“Le vie sono molteplici, questo è arcinoto. La meta è una, altrettanto risaputo. Bene, ma come mai, maestro, lei afferma che via e meta, di fatto, coincidono sempre?”, chiesi al mio severo insegnante di meditazione.
Il mattino non era tra i migliori. L’aria era così satura di umidità e il cielo così plumbeo che chiunque si sarebbe sentito un po’ depresso o, perlomeno, poco propenso al sorriso, ai rapporti cordiali, alle novità. Eppure, di novità, quel dì ce n’erano a iosa. Una piccola comitiva di turisti religiosi aveva chiesto di sostare qualche giorno e tra essi due graziose fanciulle i cui sorrisi mi trafissero riportandomi, senza preamboli, alla nuda realtà. Mi ero illuso di condurre una vita ascetica e invece stavo lì, quasi confuso, senza compiti specifici, mentre gli altri residenti, in mille faccende affaccendati, sembravano già così sicuri dei loro ruoli da suscitarmi un costante senso d’inferiorità.
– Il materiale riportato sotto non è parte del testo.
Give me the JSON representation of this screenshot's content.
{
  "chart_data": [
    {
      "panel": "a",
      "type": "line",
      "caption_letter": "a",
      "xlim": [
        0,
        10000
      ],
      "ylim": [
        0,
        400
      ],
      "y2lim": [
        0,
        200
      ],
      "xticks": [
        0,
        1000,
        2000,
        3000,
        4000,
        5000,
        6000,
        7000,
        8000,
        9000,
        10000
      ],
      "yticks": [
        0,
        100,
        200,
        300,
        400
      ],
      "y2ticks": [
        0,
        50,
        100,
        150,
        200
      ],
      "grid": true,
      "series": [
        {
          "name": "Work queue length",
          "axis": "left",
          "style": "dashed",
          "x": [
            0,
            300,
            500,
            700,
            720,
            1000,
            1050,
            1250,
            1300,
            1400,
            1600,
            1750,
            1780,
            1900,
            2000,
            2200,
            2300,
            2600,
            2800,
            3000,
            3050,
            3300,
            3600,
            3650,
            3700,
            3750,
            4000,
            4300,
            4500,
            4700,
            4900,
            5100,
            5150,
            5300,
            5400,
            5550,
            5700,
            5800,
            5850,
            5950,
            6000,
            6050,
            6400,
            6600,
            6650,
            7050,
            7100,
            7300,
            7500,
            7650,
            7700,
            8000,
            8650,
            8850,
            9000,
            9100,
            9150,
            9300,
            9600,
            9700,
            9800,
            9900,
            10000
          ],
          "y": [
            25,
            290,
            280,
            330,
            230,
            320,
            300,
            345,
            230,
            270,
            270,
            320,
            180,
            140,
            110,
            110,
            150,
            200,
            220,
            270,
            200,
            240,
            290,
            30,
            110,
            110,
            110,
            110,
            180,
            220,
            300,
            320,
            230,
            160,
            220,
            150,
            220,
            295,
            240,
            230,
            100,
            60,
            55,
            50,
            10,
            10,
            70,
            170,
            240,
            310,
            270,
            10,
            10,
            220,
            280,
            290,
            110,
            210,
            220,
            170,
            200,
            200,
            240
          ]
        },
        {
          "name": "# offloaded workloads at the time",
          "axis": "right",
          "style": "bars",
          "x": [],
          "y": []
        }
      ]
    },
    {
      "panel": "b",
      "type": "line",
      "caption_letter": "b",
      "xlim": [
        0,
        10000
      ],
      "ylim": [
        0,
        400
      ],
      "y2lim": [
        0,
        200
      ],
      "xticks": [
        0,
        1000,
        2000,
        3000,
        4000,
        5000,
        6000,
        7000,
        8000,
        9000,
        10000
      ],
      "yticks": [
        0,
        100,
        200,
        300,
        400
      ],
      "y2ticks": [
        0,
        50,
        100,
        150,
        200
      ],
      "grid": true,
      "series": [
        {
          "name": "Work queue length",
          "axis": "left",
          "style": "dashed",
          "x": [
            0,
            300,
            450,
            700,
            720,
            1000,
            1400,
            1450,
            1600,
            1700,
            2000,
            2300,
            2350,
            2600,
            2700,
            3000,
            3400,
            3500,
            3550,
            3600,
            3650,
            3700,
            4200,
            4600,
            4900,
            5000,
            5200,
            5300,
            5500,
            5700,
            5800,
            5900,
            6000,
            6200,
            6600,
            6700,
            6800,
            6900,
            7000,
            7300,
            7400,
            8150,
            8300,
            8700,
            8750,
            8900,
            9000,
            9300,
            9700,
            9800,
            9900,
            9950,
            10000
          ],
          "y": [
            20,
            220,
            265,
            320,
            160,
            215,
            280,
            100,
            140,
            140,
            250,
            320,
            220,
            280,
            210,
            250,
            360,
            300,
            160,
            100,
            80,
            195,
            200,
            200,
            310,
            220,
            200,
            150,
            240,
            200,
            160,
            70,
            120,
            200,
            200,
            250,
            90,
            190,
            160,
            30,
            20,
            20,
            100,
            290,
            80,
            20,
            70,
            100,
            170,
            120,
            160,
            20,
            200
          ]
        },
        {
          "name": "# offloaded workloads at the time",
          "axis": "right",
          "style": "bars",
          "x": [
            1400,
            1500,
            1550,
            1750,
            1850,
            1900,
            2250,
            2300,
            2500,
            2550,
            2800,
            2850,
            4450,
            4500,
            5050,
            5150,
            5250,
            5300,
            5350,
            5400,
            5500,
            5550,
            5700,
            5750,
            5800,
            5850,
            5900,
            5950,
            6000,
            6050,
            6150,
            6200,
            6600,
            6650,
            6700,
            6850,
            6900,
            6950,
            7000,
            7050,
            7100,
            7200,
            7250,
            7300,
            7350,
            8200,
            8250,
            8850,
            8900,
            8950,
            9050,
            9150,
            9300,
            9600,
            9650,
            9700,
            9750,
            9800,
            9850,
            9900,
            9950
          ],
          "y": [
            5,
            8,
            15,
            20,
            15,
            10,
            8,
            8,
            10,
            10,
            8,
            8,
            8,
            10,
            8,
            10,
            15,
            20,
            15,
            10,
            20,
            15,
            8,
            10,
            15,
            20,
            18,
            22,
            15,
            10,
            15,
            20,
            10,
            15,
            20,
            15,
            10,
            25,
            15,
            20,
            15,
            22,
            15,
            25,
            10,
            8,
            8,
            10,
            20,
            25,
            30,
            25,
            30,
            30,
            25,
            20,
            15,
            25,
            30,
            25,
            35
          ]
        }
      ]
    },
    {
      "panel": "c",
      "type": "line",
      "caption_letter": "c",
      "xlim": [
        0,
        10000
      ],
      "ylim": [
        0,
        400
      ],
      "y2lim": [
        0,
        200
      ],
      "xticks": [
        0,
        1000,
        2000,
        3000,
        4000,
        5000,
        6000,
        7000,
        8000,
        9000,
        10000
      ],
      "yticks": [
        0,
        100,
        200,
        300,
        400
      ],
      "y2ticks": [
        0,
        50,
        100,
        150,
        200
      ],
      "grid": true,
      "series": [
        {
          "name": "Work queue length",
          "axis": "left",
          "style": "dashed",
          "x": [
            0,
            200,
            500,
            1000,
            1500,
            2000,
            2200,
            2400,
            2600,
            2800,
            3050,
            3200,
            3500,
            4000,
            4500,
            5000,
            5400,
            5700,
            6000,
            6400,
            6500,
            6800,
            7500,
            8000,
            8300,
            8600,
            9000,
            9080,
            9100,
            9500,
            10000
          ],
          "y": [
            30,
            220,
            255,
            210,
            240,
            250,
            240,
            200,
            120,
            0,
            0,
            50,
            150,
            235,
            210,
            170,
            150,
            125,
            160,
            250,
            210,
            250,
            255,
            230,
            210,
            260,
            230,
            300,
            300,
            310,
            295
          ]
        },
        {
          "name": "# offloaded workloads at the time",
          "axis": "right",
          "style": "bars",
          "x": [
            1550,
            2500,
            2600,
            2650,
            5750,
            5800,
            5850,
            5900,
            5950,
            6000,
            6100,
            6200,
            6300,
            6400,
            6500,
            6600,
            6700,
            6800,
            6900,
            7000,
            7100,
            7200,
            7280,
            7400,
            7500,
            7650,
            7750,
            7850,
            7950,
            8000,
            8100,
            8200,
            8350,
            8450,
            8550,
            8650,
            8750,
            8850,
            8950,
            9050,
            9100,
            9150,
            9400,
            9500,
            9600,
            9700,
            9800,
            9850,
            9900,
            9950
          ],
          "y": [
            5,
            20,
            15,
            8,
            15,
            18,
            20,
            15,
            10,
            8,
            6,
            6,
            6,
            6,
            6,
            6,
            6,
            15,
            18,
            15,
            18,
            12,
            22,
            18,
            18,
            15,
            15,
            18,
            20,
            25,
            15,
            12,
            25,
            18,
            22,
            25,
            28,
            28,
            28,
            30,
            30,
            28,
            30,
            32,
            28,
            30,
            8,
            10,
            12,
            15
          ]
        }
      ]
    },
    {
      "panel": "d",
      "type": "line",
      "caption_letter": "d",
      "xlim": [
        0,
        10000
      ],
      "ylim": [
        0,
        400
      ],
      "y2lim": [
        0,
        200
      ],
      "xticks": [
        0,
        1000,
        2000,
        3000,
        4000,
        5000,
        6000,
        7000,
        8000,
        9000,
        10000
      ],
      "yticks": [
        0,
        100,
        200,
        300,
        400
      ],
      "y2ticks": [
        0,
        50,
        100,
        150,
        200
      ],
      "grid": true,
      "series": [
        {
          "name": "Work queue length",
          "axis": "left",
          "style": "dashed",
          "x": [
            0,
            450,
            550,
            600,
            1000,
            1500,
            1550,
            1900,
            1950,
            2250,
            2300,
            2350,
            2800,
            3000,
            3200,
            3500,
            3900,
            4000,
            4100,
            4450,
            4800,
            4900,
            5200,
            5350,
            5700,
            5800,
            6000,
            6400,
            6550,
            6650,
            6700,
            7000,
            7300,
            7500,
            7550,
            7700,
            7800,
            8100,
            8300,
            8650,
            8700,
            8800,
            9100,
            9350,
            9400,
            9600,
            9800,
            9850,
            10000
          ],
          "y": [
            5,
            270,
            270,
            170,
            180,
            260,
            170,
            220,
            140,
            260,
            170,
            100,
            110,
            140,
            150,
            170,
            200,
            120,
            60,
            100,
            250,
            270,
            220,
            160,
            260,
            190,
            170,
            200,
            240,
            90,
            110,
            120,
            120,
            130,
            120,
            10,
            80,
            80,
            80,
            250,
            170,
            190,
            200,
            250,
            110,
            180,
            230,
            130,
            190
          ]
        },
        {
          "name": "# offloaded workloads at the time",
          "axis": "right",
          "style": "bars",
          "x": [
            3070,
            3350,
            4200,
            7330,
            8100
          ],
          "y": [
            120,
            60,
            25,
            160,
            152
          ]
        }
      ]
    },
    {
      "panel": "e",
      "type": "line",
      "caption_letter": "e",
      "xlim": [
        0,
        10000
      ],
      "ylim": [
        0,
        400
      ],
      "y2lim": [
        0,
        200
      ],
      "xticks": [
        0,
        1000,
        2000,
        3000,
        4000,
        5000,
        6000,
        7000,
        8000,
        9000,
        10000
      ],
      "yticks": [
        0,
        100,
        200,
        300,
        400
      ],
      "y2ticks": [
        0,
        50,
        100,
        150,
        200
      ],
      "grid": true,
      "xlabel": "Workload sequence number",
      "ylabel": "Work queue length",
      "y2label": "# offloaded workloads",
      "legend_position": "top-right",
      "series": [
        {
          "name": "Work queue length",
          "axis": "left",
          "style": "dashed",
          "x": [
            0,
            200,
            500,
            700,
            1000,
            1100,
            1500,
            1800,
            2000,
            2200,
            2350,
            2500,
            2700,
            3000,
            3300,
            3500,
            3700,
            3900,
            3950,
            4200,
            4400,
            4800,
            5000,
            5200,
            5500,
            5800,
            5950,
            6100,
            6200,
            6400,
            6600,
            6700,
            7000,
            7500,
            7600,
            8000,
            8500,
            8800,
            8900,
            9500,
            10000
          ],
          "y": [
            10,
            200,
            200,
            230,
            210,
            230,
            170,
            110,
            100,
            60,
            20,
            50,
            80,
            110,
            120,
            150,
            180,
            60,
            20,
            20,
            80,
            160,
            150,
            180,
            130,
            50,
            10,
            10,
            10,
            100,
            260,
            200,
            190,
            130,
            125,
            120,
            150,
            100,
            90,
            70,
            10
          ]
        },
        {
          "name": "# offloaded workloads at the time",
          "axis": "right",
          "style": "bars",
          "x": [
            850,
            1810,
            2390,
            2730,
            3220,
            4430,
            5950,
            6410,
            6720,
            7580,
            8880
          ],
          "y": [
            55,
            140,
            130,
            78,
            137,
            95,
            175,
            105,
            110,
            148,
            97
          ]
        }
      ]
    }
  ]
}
Il maestro mi scrutò compiaciuto. forse la mia osservazione l’aveva colto di sorpresa. “Figliolo, se ti limiti ai dettagli rimarrai sempre invischiato in questo e in quello. Di tanto in tanto sorvola, abbraccia l’insieme. Abbandona il sentiero e focalizza il giardino. Cura i dettagli, ma solo per trascenderli. Perché la verità si cela tanto nelle minuzie, quanto nei massimi sistemi. Allora via e meta diverranno tutt’uno.”
Mi chinai in segno di ringraziamento. Poi presi alla lettera i suoi suggerimenti.